The myths of love. Is romantic love healthy? –

Do you know the myths of romantic love? Myths have been created around the concept of love and erroneous beliefs have been developed that, traditionally, have been shared by our society and have even been accepted as true.

Can you be happy without having a partner? Does your better half exist? Where there is jealously, there is love? Opposites attract? These are just some of the issues that can weigh down or destroy a relationship.

All these commonplaces, far from helping to strengthen ties, influence our behaviors and cause us emotional distress.

7 myths of romantic love that must be debunked

  1. Love is not omnipotent

    There is a tendency to think that love, by itself, ends up fixing any relationship problem. But this is not true. Despite the “raw” love that you may feel for a person, that love must be polished, channeled, analyzed which aspects of the relationship do not work or need improvement, whether that partner contributes to you or harms you. Following this idea that “love can do everything” we can chain ourselves to toxic relationships that generate suffering, something very harmful.

  2. Find your better half

    A person is not half of something. We are all complete and unique human beings. You may really want to share your life with someone, to enjoy healthy sentimental company, but you cannot assume that you are an incomplete being and that you need another person to complete you. No one should complete you, but rather complement you.
    The myth of the better half leads us to an anxious search that can affect our behavior. Furthermore, it means that there is only one person you can fall in love with throughout your life, a misguided idea if ever there was one, as so many cases have shown.

  1. You need a partner to be happy

    Really? This is what stories, movies, romantic novels, gossip magazines have told us… and maybe you have believed it. The truth is that many people consider having a partner as an essential goal. However, a single person can live completely and fully. In any case, this should be the first objective: learn to be happy on your own and not expect happiness to come through a relationship. Do you want to have a partner? Go ahead! But the first thing is to be clear that you cannot make your happiness depend on it.

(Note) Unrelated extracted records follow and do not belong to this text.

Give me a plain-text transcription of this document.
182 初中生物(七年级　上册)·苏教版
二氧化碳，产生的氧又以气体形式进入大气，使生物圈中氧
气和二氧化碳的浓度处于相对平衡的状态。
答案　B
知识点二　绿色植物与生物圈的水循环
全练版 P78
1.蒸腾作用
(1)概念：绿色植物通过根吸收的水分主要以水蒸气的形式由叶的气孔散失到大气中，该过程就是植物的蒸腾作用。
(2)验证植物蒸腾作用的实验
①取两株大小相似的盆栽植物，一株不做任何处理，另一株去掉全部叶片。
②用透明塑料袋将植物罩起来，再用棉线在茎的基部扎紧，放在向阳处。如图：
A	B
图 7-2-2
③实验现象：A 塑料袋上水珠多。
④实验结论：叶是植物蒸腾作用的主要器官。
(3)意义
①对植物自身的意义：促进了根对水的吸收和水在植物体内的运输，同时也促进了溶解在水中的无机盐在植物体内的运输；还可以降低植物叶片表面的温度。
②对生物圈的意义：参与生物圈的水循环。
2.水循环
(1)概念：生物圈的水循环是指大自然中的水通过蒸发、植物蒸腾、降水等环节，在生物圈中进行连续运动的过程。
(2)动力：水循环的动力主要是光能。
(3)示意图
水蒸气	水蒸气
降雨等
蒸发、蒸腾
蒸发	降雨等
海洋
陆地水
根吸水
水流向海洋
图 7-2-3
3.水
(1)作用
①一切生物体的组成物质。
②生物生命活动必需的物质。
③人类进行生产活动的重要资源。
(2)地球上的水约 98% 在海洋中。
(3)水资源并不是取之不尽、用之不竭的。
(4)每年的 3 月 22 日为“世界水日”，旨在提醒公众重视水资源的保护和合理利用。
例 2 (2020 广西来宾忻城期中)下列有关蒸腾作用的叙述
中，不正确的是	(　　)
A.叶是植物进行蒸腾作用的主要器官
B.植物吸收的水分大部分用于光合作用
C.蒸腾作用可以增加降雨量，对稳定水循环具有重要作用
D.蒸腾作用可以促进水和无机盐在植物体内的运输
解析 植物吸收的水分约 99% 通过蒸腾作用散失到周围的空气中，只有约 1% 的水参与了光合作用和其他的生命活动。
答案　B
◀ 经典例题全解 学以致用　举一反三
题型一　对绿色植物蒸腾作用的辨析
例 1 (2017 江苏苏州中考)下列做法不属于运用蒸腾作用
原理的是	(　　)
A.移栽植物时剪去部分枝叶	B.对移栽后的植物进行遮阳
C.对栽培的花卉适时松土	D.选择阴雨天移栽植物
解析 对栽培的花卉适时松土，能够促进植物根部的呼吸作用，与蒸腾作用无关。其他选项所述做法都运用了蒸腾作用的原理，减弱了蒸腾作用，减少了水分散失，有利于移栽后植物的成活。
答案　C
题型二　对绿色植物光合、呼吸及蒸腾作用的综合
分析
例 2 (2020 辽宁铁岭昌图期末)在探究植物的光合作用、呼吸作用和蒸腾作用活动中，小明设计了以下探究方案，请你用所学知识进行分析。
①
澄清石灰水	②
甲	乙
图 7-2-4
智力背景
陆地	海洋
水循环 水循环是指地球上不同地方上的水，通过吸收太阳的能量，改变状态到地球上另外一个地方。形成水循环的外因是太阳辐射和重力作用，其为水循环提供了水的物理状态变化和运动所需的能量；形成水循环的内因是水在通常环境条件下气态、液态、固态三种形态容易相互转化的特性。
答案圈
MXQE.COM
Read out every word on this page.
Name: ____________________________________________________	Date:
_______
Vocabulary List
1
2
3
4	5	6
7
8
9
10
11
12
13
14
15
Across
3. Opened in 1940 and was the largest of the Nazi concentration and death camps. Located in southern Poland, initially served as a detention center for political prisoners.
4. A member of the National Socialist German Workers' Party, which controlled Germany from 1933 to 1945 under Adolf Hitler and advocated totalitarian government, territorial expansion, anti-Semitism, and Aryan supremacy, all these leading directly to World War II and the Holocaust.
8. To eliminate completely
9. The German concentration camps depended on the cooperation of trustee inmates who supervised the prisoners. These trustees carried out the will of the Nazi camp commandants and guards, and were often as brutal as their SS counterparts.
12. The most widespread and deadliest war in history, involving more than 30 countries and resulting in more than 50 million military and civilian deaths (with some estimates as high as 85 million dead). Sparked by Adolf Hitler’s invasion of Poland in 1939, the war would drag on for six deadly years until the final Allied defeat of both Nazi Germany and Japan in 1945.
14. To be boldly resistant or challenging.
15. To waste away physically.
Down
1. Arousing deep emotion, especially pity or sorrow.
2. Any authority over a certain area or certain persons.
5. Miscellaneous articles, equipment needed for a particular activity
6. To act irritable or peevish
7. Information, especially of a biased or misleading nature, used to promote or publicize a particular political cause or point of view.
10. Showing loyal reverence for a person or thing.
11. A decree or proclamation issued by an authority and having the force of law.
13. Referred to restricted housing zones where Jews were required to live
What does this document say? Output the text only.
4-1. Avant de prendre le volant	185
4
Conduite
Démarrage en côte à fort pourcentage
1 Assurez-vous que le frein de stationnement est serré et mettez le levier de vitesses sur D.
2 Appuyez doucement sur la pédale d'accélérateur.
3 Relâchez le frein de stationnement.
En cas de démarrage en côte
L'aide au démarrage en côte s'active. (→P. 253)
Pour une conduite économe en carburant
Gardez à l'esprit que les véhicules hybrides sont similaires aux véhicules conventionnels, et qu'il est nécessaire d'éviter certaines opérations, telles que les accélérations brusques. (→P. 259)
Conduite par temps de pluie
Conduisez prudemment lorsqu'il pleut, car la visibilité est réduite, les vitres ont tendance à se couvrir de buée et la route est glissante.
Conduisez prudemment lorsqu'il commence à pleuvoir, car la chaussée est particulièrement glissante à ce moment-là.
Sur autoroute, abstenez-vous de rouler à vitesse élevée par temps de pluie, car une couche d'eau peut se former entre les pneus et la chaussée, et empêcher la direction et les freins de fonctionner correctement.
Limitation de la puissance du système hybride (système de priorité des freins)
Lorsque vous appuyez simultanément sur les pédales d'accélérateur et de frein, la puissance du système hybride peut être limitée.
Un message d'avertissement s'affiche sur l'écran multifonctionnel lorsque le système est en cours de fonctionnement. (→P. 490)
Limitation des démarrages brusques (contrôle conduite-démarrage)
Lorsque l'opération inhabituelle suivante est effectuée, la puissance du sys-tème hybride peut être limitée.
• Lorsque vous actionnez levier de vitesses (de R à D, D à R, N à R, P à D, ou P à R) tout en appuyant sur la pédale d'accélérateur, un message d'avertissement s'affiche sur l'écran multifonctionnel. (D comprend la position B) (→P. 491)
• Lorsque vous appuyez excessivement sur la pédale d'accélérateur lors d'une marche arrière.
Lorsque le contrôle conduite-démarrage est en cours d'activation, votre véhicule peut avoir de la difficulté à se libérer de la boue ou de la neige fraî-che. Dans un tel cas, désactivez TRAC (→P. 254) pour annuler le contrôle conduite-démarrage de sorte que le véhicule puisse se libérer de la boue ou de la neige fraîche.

  2. Love and passion are inseparable

    There is a myth that sexual relations must always accompany love, with great intensity, frequency and satisfaction. However, a relationship can go through different phases, which will also affect your sexual life. The falling in love phase is usually the most sexually active. Afterwards, we tend to be calmer, we enter another dynamic, there may be ups and downs, periods of reactivation, etc.

  3. Where there is jealously, there is love

    A disastrous and increasingly obsolete idea, but one that many of us have heard throughout our lives. Feeling jealous is a natural feeling, which people must learn to manage. But jealousy as a couple has nothing to do with love, but with the insecurities of the jealous person.

  4. Opposites attract

    It is another very widespread idea, but two such opposite people are hardly going to fit together. In reality, sharing values ​​is what fosters understanding and can consolidate a relationship in a constructive way. The attraction for the opposite pole can mean a desire to want to cover one’s own personal shortcomings with the naive idea of ​​making “the ideal couple.” But, we repeat, people are not incomplete.

  5. The myth that only your partner can attract you

    It is also well founded by romance novels, but every day this myth collapses a little more. It may imply the fear of abandonment if that happens. But feeling attracted to other people is very normal, no one should feel guilty. And attraction is just that, it doesn’t necessarily involve anything else. From there, each couple regulates and organizes themselves as they see fit: they can opt by mutual agreement for sexual exclusivity or an open relationship, among other options.